The concert opened with an impressive flurry of New Year's-worthy fireworks and the energetic karaoke favorite "Love i-n-g". The atmosphere stays electric with two more youth-oriented rock tracks off Mayday's last album Poetry of The Day After: "Bursting Liver", an anthem for all the fun-loving night owls out there, and the freedom-hailing "The Cry of Spring". These catchy fist-pumping jump-along songs of youthful defiance are of course half of what Mayday is best known for, and what makes their concerts such exuberant events.
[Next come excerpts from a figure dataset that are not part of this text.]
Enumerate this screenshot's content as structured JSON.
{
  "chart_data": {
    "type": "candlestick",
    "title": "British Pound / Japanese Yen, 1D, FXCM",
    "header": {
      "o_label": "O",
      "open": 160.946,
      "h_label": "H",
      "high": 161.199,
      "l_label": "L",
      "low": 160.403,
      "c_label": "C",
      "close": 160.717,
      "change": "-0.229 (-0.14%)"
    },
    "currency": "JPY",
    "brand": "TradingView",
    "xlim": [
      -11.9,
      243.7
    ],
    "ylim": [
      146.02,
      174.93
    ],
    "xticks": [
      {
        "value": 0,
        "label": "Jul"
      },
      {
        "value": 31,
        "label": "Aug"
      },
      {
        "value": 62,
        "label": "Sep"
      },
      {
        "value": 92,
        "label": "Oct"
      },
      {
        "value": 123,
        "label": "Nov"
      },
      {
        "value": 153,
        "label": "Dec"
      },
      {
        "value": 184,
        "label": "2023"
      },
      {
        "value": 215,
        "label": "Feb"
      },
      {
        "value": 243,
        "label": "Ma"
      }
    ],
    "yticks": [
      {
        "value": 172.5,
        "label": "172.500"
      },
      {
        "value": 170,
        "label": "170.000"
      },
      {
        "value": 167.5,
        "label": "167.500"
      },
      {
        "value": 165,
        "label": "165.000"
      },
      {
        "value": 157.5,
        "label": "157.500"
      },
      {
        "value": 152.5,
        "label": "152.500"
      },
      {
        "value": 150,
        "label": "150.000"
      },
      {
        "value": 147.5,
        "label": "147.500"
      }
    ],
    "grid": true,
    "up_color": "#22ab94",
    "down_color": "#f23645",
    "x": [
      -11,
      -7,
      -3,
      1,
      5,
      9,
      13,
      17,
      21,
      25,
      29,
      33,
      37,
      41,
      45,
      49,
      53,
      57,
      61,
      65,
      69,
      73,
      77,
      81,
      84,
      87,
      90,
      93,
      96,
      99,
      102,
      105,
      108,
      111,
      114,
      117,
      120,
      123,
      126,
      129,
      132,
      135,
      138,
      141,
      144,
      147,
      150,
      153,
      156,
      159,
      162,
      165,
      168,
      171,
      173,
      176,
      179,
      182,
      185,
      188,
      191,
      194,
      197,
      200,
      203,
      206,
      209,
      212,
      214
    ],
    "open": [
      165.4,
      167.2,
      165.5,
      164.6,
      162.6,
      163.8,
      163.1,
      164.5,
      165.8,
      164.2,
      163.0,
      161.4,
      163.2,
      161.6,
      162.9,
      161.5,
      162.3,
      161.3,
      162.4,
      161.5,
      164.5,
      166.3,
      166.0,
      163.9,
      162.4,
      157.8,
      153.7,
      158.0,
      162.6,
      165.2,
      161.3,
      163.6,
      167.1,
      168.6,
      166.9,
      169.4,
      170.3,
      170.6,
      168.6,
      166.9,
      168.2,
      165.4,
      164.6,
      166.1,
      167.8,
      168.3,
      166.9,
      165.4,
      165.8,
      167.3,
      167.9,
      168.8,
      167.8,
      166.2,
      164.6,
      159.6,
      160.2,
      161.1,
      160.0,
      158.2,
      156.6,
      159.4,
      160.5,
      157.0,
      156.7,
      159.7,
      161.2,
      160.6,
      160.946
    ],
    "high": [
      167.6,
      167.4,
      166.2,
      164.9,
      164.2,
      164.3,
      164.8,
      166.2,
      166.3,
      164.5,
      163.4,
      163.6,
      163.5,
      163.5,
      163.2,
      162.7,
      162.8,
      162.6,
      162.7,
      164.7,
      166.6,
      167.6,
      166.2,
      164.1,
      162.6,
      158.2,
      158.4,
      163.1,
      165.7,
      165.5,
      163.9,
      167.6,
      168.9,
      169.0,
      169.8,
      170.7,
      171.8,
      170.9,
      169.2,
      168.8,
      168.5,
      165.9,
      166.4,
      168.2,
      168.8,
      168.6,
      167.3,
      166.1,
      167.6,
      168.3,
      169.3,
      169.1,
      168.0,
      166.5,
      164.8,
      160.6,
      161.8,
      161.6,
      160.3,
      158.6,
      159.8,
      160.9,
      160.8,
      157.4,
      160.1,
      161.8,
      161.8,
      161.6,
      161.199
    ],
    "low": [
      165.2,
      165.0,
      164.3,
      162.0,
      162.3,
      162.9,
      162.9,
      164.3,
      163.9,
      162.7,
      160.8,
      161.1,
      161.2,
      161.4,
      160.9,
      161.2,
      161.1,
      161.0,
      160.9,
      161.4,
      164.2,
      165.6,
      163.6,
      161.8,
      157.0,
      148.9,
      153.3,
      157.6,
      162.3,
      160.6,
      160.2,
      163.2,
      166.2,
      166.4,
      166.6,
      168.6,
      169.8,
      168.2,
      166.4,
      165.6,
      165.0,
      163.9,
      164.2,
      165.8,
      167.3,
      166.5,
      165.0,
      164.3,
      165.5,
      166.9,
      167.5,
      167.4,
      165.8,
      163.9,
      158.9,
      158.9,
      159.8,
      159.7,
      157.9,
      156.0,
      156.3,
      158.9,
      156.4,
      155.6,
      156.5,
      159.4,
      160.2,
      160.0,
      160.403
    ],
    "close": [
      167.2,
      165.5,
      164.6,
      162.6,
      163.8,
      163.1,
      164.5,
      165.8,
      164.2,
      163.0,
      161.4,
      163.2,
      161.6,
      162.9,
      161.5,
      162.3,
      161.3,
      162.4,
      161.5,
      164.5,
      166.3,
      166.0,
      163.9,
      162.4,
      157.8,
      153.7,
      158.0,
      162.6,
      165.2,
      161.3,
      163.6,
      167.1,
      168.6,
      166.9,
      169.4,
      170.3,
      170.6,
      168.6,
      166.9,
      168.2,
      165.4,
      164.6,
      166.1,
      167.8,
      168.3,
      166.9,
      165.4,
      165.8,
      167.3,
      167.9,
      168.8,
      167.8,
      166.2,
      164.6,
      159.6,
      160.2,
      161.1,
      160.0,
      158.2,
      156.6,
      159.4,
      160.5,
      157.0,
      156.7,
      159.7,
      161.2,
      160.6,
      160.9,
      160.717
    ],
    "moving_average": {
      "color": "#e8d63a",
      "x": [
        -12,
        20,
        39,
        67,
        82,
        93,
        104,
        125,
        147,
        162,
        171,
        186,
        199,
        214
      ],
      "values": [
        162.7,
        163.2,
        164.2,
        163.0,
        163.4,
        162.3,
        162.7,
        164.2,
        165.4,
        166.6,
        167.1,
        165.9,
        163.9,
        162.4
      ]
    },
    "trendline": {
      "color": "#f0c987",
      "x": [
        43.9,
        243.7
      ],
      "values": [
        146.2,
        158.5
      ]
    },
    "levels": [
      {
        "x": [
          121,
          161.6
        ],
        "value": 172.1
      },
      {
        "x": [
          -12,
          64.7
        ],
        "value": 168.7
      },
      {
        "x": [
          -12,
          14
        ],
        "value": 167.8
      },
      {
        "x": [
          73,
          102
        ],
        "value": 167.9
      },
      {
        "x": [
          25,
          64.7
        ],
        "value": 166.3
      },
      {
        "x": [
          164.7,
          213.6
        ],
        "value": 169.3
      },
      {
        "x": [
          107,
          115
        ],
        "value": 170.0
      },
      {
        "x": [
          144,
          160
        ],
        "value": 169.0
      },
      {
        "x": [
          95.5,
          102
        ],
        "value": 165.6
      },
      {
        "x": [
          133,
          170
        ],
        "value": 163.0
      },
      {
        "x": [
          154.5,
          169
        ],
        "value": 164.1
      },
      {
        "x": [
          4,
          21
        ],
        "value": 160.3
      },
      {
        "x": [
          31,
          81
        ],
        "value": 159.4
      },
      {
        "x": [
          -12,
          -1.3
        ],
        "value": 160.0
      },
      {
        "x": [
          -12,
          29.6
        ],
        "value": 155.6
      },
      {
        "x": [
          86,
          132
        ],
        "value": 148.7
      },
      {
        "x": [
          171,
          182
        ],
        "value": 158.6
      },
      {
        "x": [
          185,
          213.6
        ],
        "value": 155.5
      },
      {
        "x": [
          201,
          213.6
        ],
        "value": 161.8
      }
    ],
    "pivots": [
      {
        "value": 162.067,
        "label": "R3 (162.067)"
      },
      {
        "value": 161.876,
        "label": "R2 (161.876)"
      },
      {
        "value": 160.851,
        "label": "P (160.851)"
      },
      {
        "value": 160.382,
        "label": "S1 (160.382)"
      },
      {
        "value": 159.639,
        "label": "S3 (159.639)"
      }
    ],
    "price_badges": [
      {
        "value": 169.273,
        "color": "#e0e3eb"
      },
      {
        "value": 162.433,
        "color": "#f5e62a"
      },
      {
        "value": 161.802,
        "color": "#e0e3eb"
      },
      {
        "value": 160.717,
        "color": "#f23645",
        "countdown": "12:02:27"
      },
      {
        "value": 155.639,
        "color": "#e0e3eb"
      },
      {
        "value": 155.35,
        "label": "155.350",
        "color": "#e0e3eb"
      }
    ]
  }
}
The other half of Mayday are the rock ballads with heart-piercing lyrics that voice your hopes and fears better than you ever could. My favorite track from Poetry of The Day After, "You Are Not Truly Happy", is the first ballad to appear, and its beautiful melody and emotional lyrics are even more moving live. The most affecting song of the night though would have to be "The Place in My Heart That's Not Broken Down", a quietly intense mid-tempo number composed by Monster and written by Ashin. I was not particularly struck by the song when I listened to Poetry of The Day After, partly because Ashin's vocals muffled the lyrics more than usual in the album recording, but it sounds amazing live. Ashin sings through the ups and downs of the song with great emotional intensity, and his lyrics reflecting on self and music ring out clearly with its strong imagery: "When people become markets / And markets become battlefields / How many dreams are buried in the field?"